Ex-prefeito de Nova Friburgo é condenado por desvio de verbas destinadas às vítimas da tragédia de 2011

Ex-prefeito de Nova Friburgo é condenado por desvios após tragédia
Tânia Rêgo/Agência Brasil

A Justiça Federal responsabilizou o ex-prefeito de Nova Friburgo, Dermeval Barboza Moreira Neto, e o ex-secretário José Ricardo Carvalho de Lima, pelo desvio de recursos públicos que deveriam ter sido destinados ao auxílio das vítimas das fortes chuvas que assolaram a região em janeiro de 2011. A catástrofe natural resultou na morte de aproximadamente 900 pessoas, devido a deslizamentos de terra e inundações em diversas cidades da Região Serrana do Rio de Janeiro.

A ação penal foi proposta pelo Ministério Público Federal (MPF), que acusou os réus de utilizarem os fundos em contratações irregulares, execução questionável de serviços e manipulação de documentos, tudo com o objetivo de camuflar os desvios.

Condenação e Penalidades

Os acusados foram sentenciados a 9 anos, 10 meses e 10 dias de reclusão. Adicionalmente, cada um deverá ressarcir os cofres públicos em cerca de R$ 171 mil. A Justiça permitiu que os réus recorram da decisão em liberdade.

Investigações do MPF

De acordo com o MPF, os réus se aproveitaram do estado de calamidade pública decretado na época para efetuar contratações diretas, sem o processo licitatório adequado. Eles teriam simulado processos de coleta de preços, apresentando orçamentos falsos ou de empresas não habilitadas para prestar os serviços contratados. Para ocultar as irregularidades e validar pagamentos indevidos, os documentos administrativos eram forjados ou alterados retroativamente.

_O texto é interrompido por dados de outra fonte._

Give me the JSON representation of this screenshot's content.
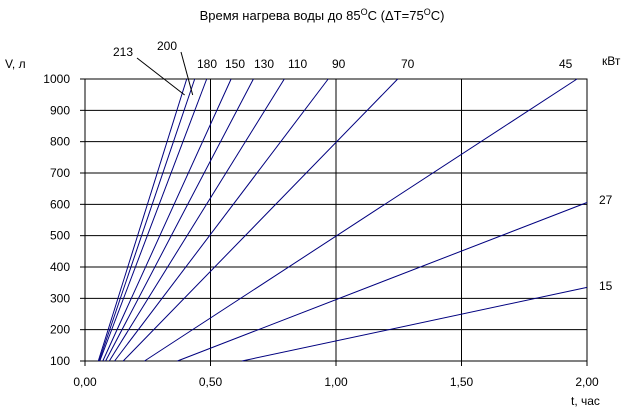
{
  "chart_data": {
    "type": "line",
    "title": {
      "pre": "Время нагрева воды до 85",
      "sup1": "O",
      "mid": "C (ΔT=75",
      "sup2": "O",
      "post": "C)"
    },
    "xlabel": "t, час",
    "ylabel": "V, л",
    "unit_label": "кВт",
    "xlim": [
      0,
      2.0
    ],
    "ylim": [
      100,
      1000
    ],
    "x_ticks": [
      0,
      0.5,
      1.0,
      1.5,
      2.0
    ],
    "x_tick_labels": [
      "0,00",
      "0,50",
      "1,00",
      "1,50",
      "2,00"
    ],
    "y_ticks": [
      100,
      200,
      300,
      400,
      500,
      600,
      700,
      800,
      900,
      1000
    ],
    "y_tick_labels": [
      "100",
      "200",
      "300",
      "400",
      "500",
      "600",
      "700",
      "800",
      "900",
      "1000"
    ],
    "grid": true,
    "line_color": "#00007f",
    "series": [
      {
        "name": "213",
        "points": [
          [
            0.053,
            100
          ],
          [
            0.405,
            1000
          ]
        ]
      },
      {
        "name": "200",
        "points": [
          [
            0.056,
            100
          ],
          [
            0.437,
            1000
          ]
        ]
      },
      {
        "name": "180",
        "points": [
          [
            0.059,
            100
          ],
          [
            0.485,
            1000
          ]
        ]
      },
      {
        "name": "150",
        "points": [
          [
            0.071,
            100
          ],
          [
            0.582,
            1000
          ]
        ]
      },
      {
        "name": "130",
        "points": [
          [
            0.082,
            100
          ],
          [
            0.671,
            1000
          ]
        ]
      },
      {
        "name": "110",
        "points": [
          [
            0.097,
            100
          ],
          [
            0.794,
            1000
          ]
        ]
      },
      {
        "name": "90",
        "points": [
          [
            0.118,
            100
          ],
          [
            0.969,
            1000
          ]
        ]
      },
      {
        "name": "70",
        "points": [
          [
            0.152,
            100
          ],
          [
            1.246,
            1000
          ]
        ]
      },
      {
        "name": "45",
        "points": [
          [
            0.237,
            100
          ],
          [
            1.96,
            1000
          ]
        ]
      },
      {
        "name": "27",
        "points": [
          [
            0.368,
            100
          ],
          [
            2.0,
            606
          ]
        ]
      },
      {
        "name": "15",
        "points": [
          [
            0.625,
            100
          ],
          [
            2.0,
            335
          ]
        ]
      }
    ]
  }
}
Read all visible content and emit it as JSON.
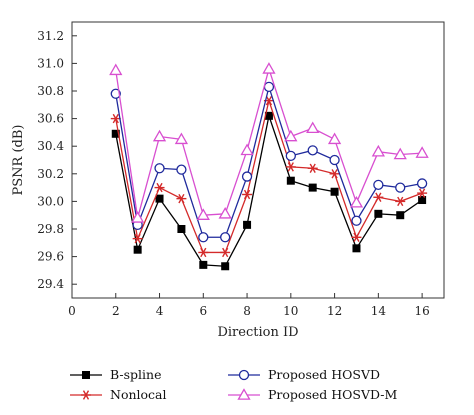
{
  "chart_data": {
    "type": "line",
    "title": "",
    "xlabel": "Direction ID",
    "ylabel": "PSNR (dB)",
    "xlim": [
      0,
      17
    ],
    "ylim": [
      29.3,
      31.3
    ],
    "xticks": [
      0,
      2,
      4,
      6,
      8,
      10,
      12,
      14,
      16
    ],
    "yticks": [
      29.4,
      29.6,
      29.8,
      30.0,
      30.2,
      30.4,
      30.6,
      30.8,
      31.0,
      31.2
    ],
    "yticklabels": [
      "29.4",
      "29.6",
      "29.8",
      "30.0",
      "30.2",
      "30.4",
      "30.6",
      "30.8",
      "31.0",
      "31.2"
    ],
    "grid": false,
    "legend_position": "bottom",
    "x": [
      2,
      3,
      4,
      5,
      6,
      7,
      8,
      9,
      10,
      11,
      12,
      13,
      14,
      15,
      16
    ],
    "series": [
      {
        "name": "B-spline",
        "marker": "filled-square",
        "color": "#000000",
        "values": [
          30.49,
          29.65,
          30.02,
          29.8,
          29.54,
          29.53,
          29.83,
          30.62,
          30.15,
          30.1,
          30.07,
          29.66,
          29.91,
          29.9,
          30.01
        ]
      },
      {
        "name": "Nonlocal",
        "marker": "asterisk",
        "color": "#d42a2a",
        "values": [
          30.6,
          29.73,
          30.1,
          30.02,
          29.63,
          29.63,
          30.05,
          30.73,
          30.25,
          30.24,
          30.2,
          29.74,
          30.03,
          30.0,
          30.06
        ]
      },
      {
        "name": "Proposed HOSVD",
        "marker": "open-circle",
        "color": "#1f2a9c",
        "values": [
          30.78,
          29.83,
          30.24,
          30.23,
          29.74,
          29.74,
          30.18,
          30.83,
          30.33,
          30.37,
          30.3,
          29.86,
          30.12,
          30.1,
          30.13
        ]
      },
      {
        "name": "Proposed HOSVD-M",
        "marker": "open-triangle",
        "color": "#d84fd0",
        "values": [
          30.95,
          29.88,
          30.47,
          30.45,
          29.9,
          29.91,
          30.37,
          30.96,
          30.47,
          30.53,
          30.45,
          29.99,
          30.36,
          30.34,
          30.35
        ]
      }
    ]
  }
}
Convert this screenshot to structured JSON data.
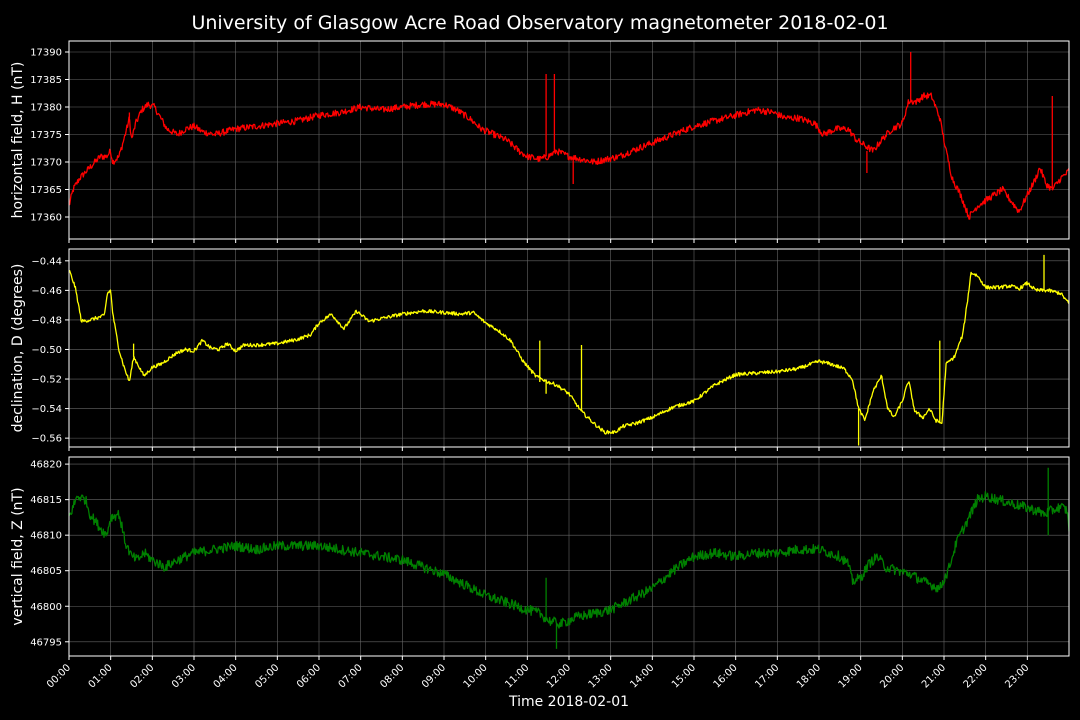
{
  "chart_data": {
    "type": "line",
    "title": "University of Glasgow Acre Road Observatory magnetometer 2018-02-01",
    "xlabel": "Time 2018-02-01",
    "x_ticks": [
      "00:00",
      "01:00",
      "02:00",
      "03:00",
      "04:00",
      "05:00",
      "06:00",
      "07:00",
      "08:00",
      "09:00",
      "10:00",
      "11:00",
      "12:00",
      "13:00",
      "14:00",
      "15:00",
      "16:00",
      "17:00",
      "18:00",
      "19:00",
      "20:00",
      "21:00",
      "22:00",
      "23:00"
    ],
    "grid": true,
    "panels": [
      {
        "ylabel": "horizontal field, H (nT)",
        "color": "#ff0000",
        "ylim": [
          17356,
          17392
        ],
        "yticks": [
          17360,
          17365,
          17370,
          17375,
          17380,
          17385,
          17390
        ],
        "ytick_labels": [
          "17360",
          "17365",
          "17370",
          "17375",
          "17380",
          "17385",
          "17390"
        ],
        "noise": 0.6,
        "points": [
          [
            0.0,
            17362
          ],
          [
            0.1,
            17365
          ],
          [
            0.25,
            17367
          ],
          [
            0.5,
            17369
          ],
          [
            0.75,
            17371
          ],
          [
            0.9,
            17371
          ],
          [
            1.0,
            17372
          ],
          [
            1.05,
            17370
          ],
          [
            1.2,
            17371
          ],
          [
            1.35,
            17375
          ],
          [
            1.45,
            17378
          ],
          [
            1.5,
            17374
          ],
          [
            1.6,
            17377
          ],
          [
            1.75,
            17379.5
          ],
          [
            1.9,
            17380.5
          ],
          [
            2.05,
            17380
          ],
          [
            2.2,
            17378
          ],
          [
            2.35,
            17376
          ],
          [
            2.6,
            17375
          ],
          [
            2.8,
            17376
          ],
          [
            3.0,
            17376.5
          ],
          [
            3.2,
            17375.5
          ],
          [
            3.5,
            17375
          ],
          [
            4.0,
            17376
          ],
          [
            4.5,
            17376.5
          ],
          [
            5.0,
            17377
          ],
          [
            5.5,
            17377.5
          ],
          [
            6.0,
            17378.5
          ],
          [
            6.5,
            17379
          ],
          [
            7.0,
            17380
          ],
          [
            7.5,
            17379.5
          ],
          [
            8.0,
            17380
          ],
          [
            8.5,
            17380.5
          ],
          [
            9.0,
            17380.5
          ],
          [
            9.3,
            17379.5
          ],
          [
            9.6,
            17378
          ],
          [
            9.9,
            17376
          ],
          [
            10.2,
            17375
          ],
          [
            10.5,
            17374
          ],
          [
            10.8,
            17372
          ],
          [
            11.0,
            17371
          ],
          [
            11.3,
            17370.5
          ],
          [
            11.5,
            17371
          ],
          [
            11.7,
            17372
          ],
          [
            12.0,
            17371
          ],
          [
            12.3,
            17370.5
          ],
          [
            12.6,
            17370
          ],
          [
            12.9,
            17370.5
          ],
          [
            13.2,
            17371
          ],
          [
            13.5,
            17372
          ],
          [
            14.0,
            17373.5
          ],
          [
            14.5,
            17375
          ],
          [
            15.0,
            17376.5
          ],
          [
            15.5,
            17377.5
          ],
          [
            16.0,
            17378.5
          ],
          [
            16.5,
            17379.5
          ],
          [
            16.9,
            17379
          ],
          [
            17.2,
            17378
          ],
          [
            17.5,
            17378
          ],
          [
            17.9,
            17377
          ],
          [
            18.1,
            17375
          ],
          [
            18.4,
            17376
          ],
          [
            18.7,
            17376
          ],
          [
            18.9,
            17374
          ],
          [
            19.1,
            17373
          ],
          [
            19.3,
            17372
          ],
          [
            19.5,
            17374
          ],
          [
            19.75,
            17376
          ],
          [
            20.0,
            17377
          ],
          [
            20.15,
            17381
          ],
          [
            20.35,
            17381
          ],
          [
            20.5,
            17382
          ],
          [
            20.7,
            17382
          ],
          [
            20.9,
            17378
          ],
          [
            21.05,
            17372
          ],
          [
            21.2,
            17367
          ],
          [
            21.4,
            17364
          ],
          [
            21.6,
            17360
          ],
          [
            21.8,
            17362
          ],
          [
            22.0,
            17363
          ],
          [
            22.2,
            17364
          ],
          [
            22.4,
            17365
          ],
          [
            22.6,
            17363
          ],
          [
            22.8,
            17361
          ],
          [
            23.0,
            17364
          ],
          [
            23.2,
            17367
          ],
          [
            23.3,
            17369
          ],
          [
            23.45,
            17366
          ],
          [
            23.6,
            17365
          ],
          [
            23.8,
            17367
          ],
          [
            23.95,
            17368
          ],
          [
            24.0,
            17368.5
          ]
        ],
        "spikes": [
          [
            1.45,
            17379
          ],
          [
            11.45,
            17386
          ],
          [
            11.65,
            17386
          ],
          [
            20.2,
            17390
          ],
          [
            23.6,
            17382
          ],
          [
            19.15,
            17368
          ],
          [
            12.1,
            17366
          ]
        ]
      },
      {
        "ylabel": "declination, D (degrees)",
        "color": "#ffff00",
        "ylim": [
          -0.566,
          -0.432
        ],
        "yticks": [
          -0.56,
          -0.54,
          -0.52,
          -0.5,
          -0.48,
          -0.46,
          -0.44
        ],
        "ytick_labels": [
          "−0.56",
          "−0.54",
          "−0.52",
          "−0.50",
          "−0.48",
          "−0.46",
          "−0.44"
        ],
        "noise": 0.0012,
        "points": [
          [
            0.0,
            -0.446
          ],
          [
            0.15,
            -0.458
          ],
          [
            0.3,
            -0.481
          ],
          [
            0.5,
            -0.48
          ],
          [
            0.75,
            -0.478
          ],
          [
            0.85,
            -0.477
          ],
          [
            0.92,
            -0.462
          ],
          [
            1.0,
            -0.46
          ],
          [
            1.05,
            -0.476
          ],
          [
            1.2,
            -0.5
          ],
          [
            1.3,
            -0.51
          ],
          [
            1.45,
            -0.522
          ],
          [
            1.55,
            -0.505
          ],
          [
            1.65,
            -0.51
          ],
          [
            1.8,
            -0.518
          ],
          [
            2.0,
            -0.512
          ],
          [
            2.2,
            -0.51
          ],
          [
            2.4,
            -0.506
          ],
          [
            2.6,
            -0.502
          ],
          [
            2.8,
            -0.5
          ],
          [
            3.0,
            -0.501
          ],
          [
            3.2,
            -0.494
          ],
          [
            3.4,
            -0.499
          ],
          [
            3.6,
            -0.5
          ],
          [
            3.8,
            -0.496
          ],
          [
            4.0,
            -0.501
          ],
          [
            4.2,
            -0.497
          ],
          [
            4.5,
            -0.497
          ],
          [
            5.0,
            -0.496
          ],
          [
            5.5,
            -0.493
          ],
          [
            5.8,
            -0.49
          ],
          [
            6.0,
            -0.482
          ],
          [
            6.3,
            -0.476
          ],
          [
            6.6,
            -0.486
          ],
          [
            6.9,
            -0.474
          ],
          [
            7.2,
            -0.481
          ],
          [
            7.5,
            -0.479
          ],
          [
            8.0,
            -0.476
          ],
          [
            8.5,
            -0.474
          ],
          [
            9.0,
            -0.475
          ],
          [
            9.4,
            -0.476
          ],
          [
            9.7,
            -0.475
          ],
          [
            10.0,
            -0.482
          ],
          [
            10.3,
            -0.487
          ],
          [
            10.6,
            -0.494
          ],
          [
            10.9,
            -0.508
          ],
          [
            11.2,
            -0.518
          ],
          [
            11.5,
            -0.522
          ],
          [
            11.7,
            -0.524
          ],
          [
            12.0,
            -0.53
          ],
          [
            12.3,
            -0.542
          ],
          [
            12.6,
            -0.55
          ],
          [
            12.85,
            -0.556
          ],
          [
            13.1,
            -0.556
          ],
          [
            13.3,
            -0.552
          ],
          [
            13.6,
            -0.55
          ],
          [
            14.0,
            -0.546
          ],
          [
            14.5,
            -0.539
          ],
          [
            15.0,
            -0.535
          ],
          [
            15.5,
            -0.524
          ],
          [
            16.0,
            -0.517
          ],
          [
            16.5,
            -0.516
          ],
          [
            17.0,
            -0.515
          ],
          [
            17.5,
            -0.513
          ],
          [
            18.0,
            -0.508
          ],
          [
            18.3,
            -0.51
          ],
          [
            18.6,
            -0.513
          ],
          [
            18.8,
            -0.52
          ],
          [
            18.95,
            -0.54
          ],
          [
            19.1,
            -0.548
          ],
          [
            19.3,
            -0.528
          ],
          [
            19.5,
            -0.518
          ],
          [
            19.65,
            -0.54
          ],
          [
            19.8,
            -0.546
          ],
          [
            20.0,
            -0.535
          ],
          [
            20.15,
            -0.521
          ],
          [
            20.3,
            -0.542
          ],
          [
            20.5,
            -0.546
          ],
          [
            20.65,
            -0.54
          ],
          [
            20.8,
            -0.548
          ],
          [
            20.95,
            -0.55
          ],
          [
            21.05,
            -0.51
          ],
          [
            21.25,
            -0.505
          ],
          [
            21.45,
            -0.49
          ],
          [
            21.55,
            -0.47
          ],
          [
            21.65,
            -0.448
          ],
          [
            21.8,
            -0.45
          ],
          [
            22.0,
            -0.458
          ],
          [
            22.3,
            -0.458
          ],
          [
            22.6,
            -0.457
          ],
          [
            22.8,
            -0.459
          ],
          [
            23.0,
            -0.455
          ],
          [
            23.2,
            -0.46
          ],
          [
            23.5,
            -0.46
          ],
          [
            23.8,
            -0.462
          ],
          [
            24.0,
            -0.469
          ]
        ],
        "spikes": [
          [
            1.55,
            -0.496
          ],
          [
            11.3,
            -0.494
          ],
          [
            12.3,
            -0.497
          ],
          [
            20.9,
            -0.494
          ],
          [
            23.4,
            -0.436
          ],
          [
            18.95,
            -0.565
          ],
          [
            11.45,
            -0.53
          ]
        ]
      },
      {
        "ylabel": "vertical field, Z (nT)",
        "color": "#008000",
        "ylim": [
          46793,
          46821
        ],
        "yticks": [
          46795,
          46800,
          46805,
          46810,
          46815,
          46820
        ],
        "ytick_labels": [
          "46795",
          "46800",
          "46805",
          "46810",
          "46815",
          "46820"
        ],
        "noise": 0.7,
        "points": [
          [
            0.0,
            46812.5
          ],
          [
            0.1,
            46814
          ],
          [
            0.2,
            46815.5
          ],
          [
            0.4,
            46815
          ],
          [
            0.5,
            46813
          ],
          [
            0.75,
            46811
          ],
          [
            0.9,
            46810
          ],
          [
            1.0,
            46812.5
          ],
          [
            1.2,
            46813
          ],
          [
            1.35,
            46809
          ],
          [
            1.5,
            46807
          ],
          [
            1.65,
            46806.5
          ],
          [
            1.8,
            46807.5
          ],
          [
            2.0,
            46806.5
          ],
          [
            2.3,
            46805.5
          ],
          [
            2.6,
            46806.5
          ],
          [
            3.0,
            46807.5
          ],
          [
            3.5,
            46808
          ],
          [
            4.0,
            46808.5
          ],
          [
            4.5,
            46808
          ],
          [
            5.0,
            46808.5
          ],
          [
            5.5,
            46808.5
          ],
          [
            6.0,
            46808.5
          ],
          [
            6.5,
            46808
          ],
          [
            7.0,
            46807.5
          ],
          [
            7.5,
            46807
          ],
          [
            8.0,
            46806.5
          ],
          [
            8.5,
            46805.5
          ],
          [
            9.0,
            46804.5
          ],
          [
            9.5,
            46803
          ],
          [
            10.0,
            46801.5
          ],
          [
            10.5,
            46800.5
          ],
          [
            11.0,
            46799.5
          ],
          [
            11.3,
            46799
          ],
          [
            11.5,
            46798
          ],
          [
            11.8,
            46797.5
          ],
          [
            12.2,
            46798.5
          ],
          [
            12.6,
            46799
          ],
          [
            13.0,
            46799.5
          ],
          [
            13.5,
            46801
          ],
          [
            14.0,
            46802.5
          ],
          [
            14.5,
            46805
          ],
          [
            15.0,
            46807
          ],
          [
            15.5,
            46807.5
          ],
          [
            16.0,
            46807
          ],
          [
            16.5,
            46807.5
          ],
          [
            17.0,
            46807.5
          ],
          [
            17.5,
            46808
          ],
          [
            18.0,
            46808
          ],
          [
            18.5,
            46807
          ],
          [
            18.7,
            46806
          ],
          [
            18.8,
            46803.5
          ],
          [
            19.0,
            46804
          ],
          [
            19.2,
            46806
          ],
          [
            19.4,
            46807
          ],
          [
            19.6,
            46805.5
          ],
          [
            19.9,
            46805
          ],
          [
            20.2,
            46804.5
          ],
          [
            20.5,
            46803.5
          ],
          [
            20.9,
            46802.5
          ],
          [
            21.1,
            46805
          ],
          [
            21.3,
            46809
          ],
          [
            21.6,
            46812.5
          ],
          [
            21.8,
            46815
          ],
          [
            22.0,
            46815.5
          ],
          [
            22.3,
            46815
          ],
          [
            22.6,
            46814.5
          ],
          [
            22.9,
            46814
          ],
          [
            23.2,
            46813.5
          ],
          [
            23.4,
            46813
          ],
          [
            23.6,
            46813.5
          ],
          [
            23.8,
            46814
          ],
          [
            23.95,
            46813.5
          ],
          [
            24.0,
            46811
          ]
        ],
        "spikes": [
          [
            11.45,
            46804
          ],
          [
            11.7,
            46794
          ],
          [
            23.5,
            46819.5
          ],
          [
            23.5,
            46810
          ]
        ]
      }
    ]
  }
}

O MPF também constatou que as fiscalizações foram dificultadas, com respostas evasivas ou demoradas às solicitações de informações. O procurador da República Luís Cláudio Senna Consentino enfatizou que a decisão judicial reforça a importância de punir severamente práticas corruptas, especialmente em situações de crise.

A Tragédia de 2011 na Região Serrana

A tragédia de 2011 é considerada o maior desastre climático da história do Brasil. Em apenas quatro horas, o volume de chuvas superou os 200 milímetros, o que corresponde à metade do esperado para todo o mês.

As enchentes e deslizamentos de terra impactaram sete municípios, causando a morte de mais de 900 pessoas, o desaparecimento de cerca de 350 e o deslocamento de milhares. A infraestrutura, a economia e a geografia das cidades também sofreram graves prejuízos.

Os municípios mais atingidos foram Nova Friburgo, Teresópolis, Petrópolis, Sumidouro, São José do Vale do Rio Preto, Bom Jardim, Cachoeiras de Macacu e Areal. Serviços essenciais como fornecimento de energia elétrica, água e comunicações foram interrompidos, comprometendo o funcionamento de hospitais e prédios públicos e dificultando a resposta emergencial.